2. Em 2025, a Igreja Católica celebra o Jubileu, um acontecimento que enche os corações de esperança. O “jubileu” remonta a uma antiga tradição judaica, quando a cada quarenta e nove anos o toque da trombeta (em hebraico: yobel) anunciava um tempo de clemência e de libertação para todo o povo (cf. Lv 25, 10). Este apelo solene deveria ecoar por todo o mundo (cf. Lv 25, 9), a fim de restabelecer a justiça de Deus nos diferentes âmbitos da vida: no uso da terra, na posse dos bens, na relação com o próximo, sobretudo os mais pobres e os que tinham caído em desgraça. O toque da trombeta recordava a todo o povo, aos ricos e a quem tinha empobrecido, que ninguém vem ao mundo para ser oprimido: somos irmãos e irmãs, filhos do mesmo Pai, nascidos para ser livres segundo a vontade do Senhor (cf. Lv 25, 17.25.43.46.55).
3. Também nos dias de hoje, o Jubileu é um acontecimento que nos impele a procurar a justiça libertadora de Deus em toda a terra. Em vez da trombeta, no início deste Ano de Graça, nós gostaríamos de estar atentos ao «desesperado grito de ajuda» [1] que, como a voz do sangue de Abel, o justo, se eleva de muitas partes da terra (cf. Gn 4, 10) e que Deus nunca deixa de escutar. Nós, por nossa vez, sentimo-nos chamados a unir-nos à voz que denuncia tantas situações de exploração da terra e de opressão do próximo [2]. Estas injustiças assumem, por vezes, o aspecto daquilo a que São João Paulo II definiu como «estruturas de pecado» [3], porque não se devem apenas à iniquidade de alguns, mas estão, por assim dizer, enraizadas e contam com uma cumplicidade generalizada.

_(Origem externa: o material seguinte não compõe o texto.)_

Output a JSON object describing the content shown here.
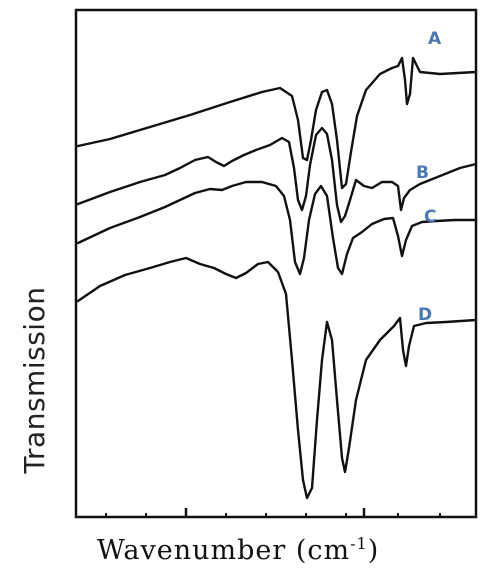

4. Cada um de nós deve sentir-se, de alguma forma, responsável pela devastação a que a nossa casa comum está sujeita, a começar pelas ações que, mesmo indiretamente, alimentam os conflitos que assolam a humanidade. Assim, fomentam-se e entrelaçam-se os desafios sistémicos, distintos mas interligados, que afligem o nosso planeta [4]. Refiro-me, em particular, às desigualdades de todos os tipos, ao tratamento desumano dispensado aos migrantes, à degradação ambiental, à confusão gerada intencionalmente pela desinformação, à rejeição a qualquer tipo de diálogo e ao financiamento ostensivo da indústria militar. Todos estes são fatores de uma ameaça real à existência de toda a humanidade. No início deste ano, portanto, queremos escutar este grito da humanidade para nos sentirmos chamados, todos nós, juntos e de modo pessoal, a quebrar as correntes da injustiça para proclamar a justiça de Deus. Alguns atos esporádicos de filantropia não serão suficientes. Em vez disso, são necessárias transformações culturais e estruturais, para que possa haver também uma mudança duradoura [5].
II. Uma mudança cultural: somos todos devedores
5. O evento jubilar convida-nos a empreender várias mudanças para enfrentar a atual condição de injustiça e desigualdade, recordando-nos que os bens da terra não se destinam apenas a alguns privilegiados, mas a todos [6]. Pode ser útil recordar o que escreveu São Basílio de Cesareia: «Mas que coisas, diz-me, são tuas? De onde as tiraste para as incluir na tua vida? […] Não saíste totalmente nu do ventre da tua mãe? Não voltarás, de novo, nu para a terra? De onde vem o que tens agora? Se dissesses que te veio por acaso, estarias a negar Deus, a não reconhecer o Criador, e não estarias grato ao Doador» [7]. Quando não há gratidão, o homem deixa de reconhecer os dons de Deus. Mas o Senhor, na sua infinita misericórdia, não abandona os homens que pecam contra Ele: antes, confirma o dom da vida com o perdão da salvação, oferecido a todos mediante Jesus Cristo. Por isso, ensinando-nos o “Pai Nosso”, Jesus convida-nos a pedir: «Perdoa-nos as nossas ofensas» ( Mt 6, 12).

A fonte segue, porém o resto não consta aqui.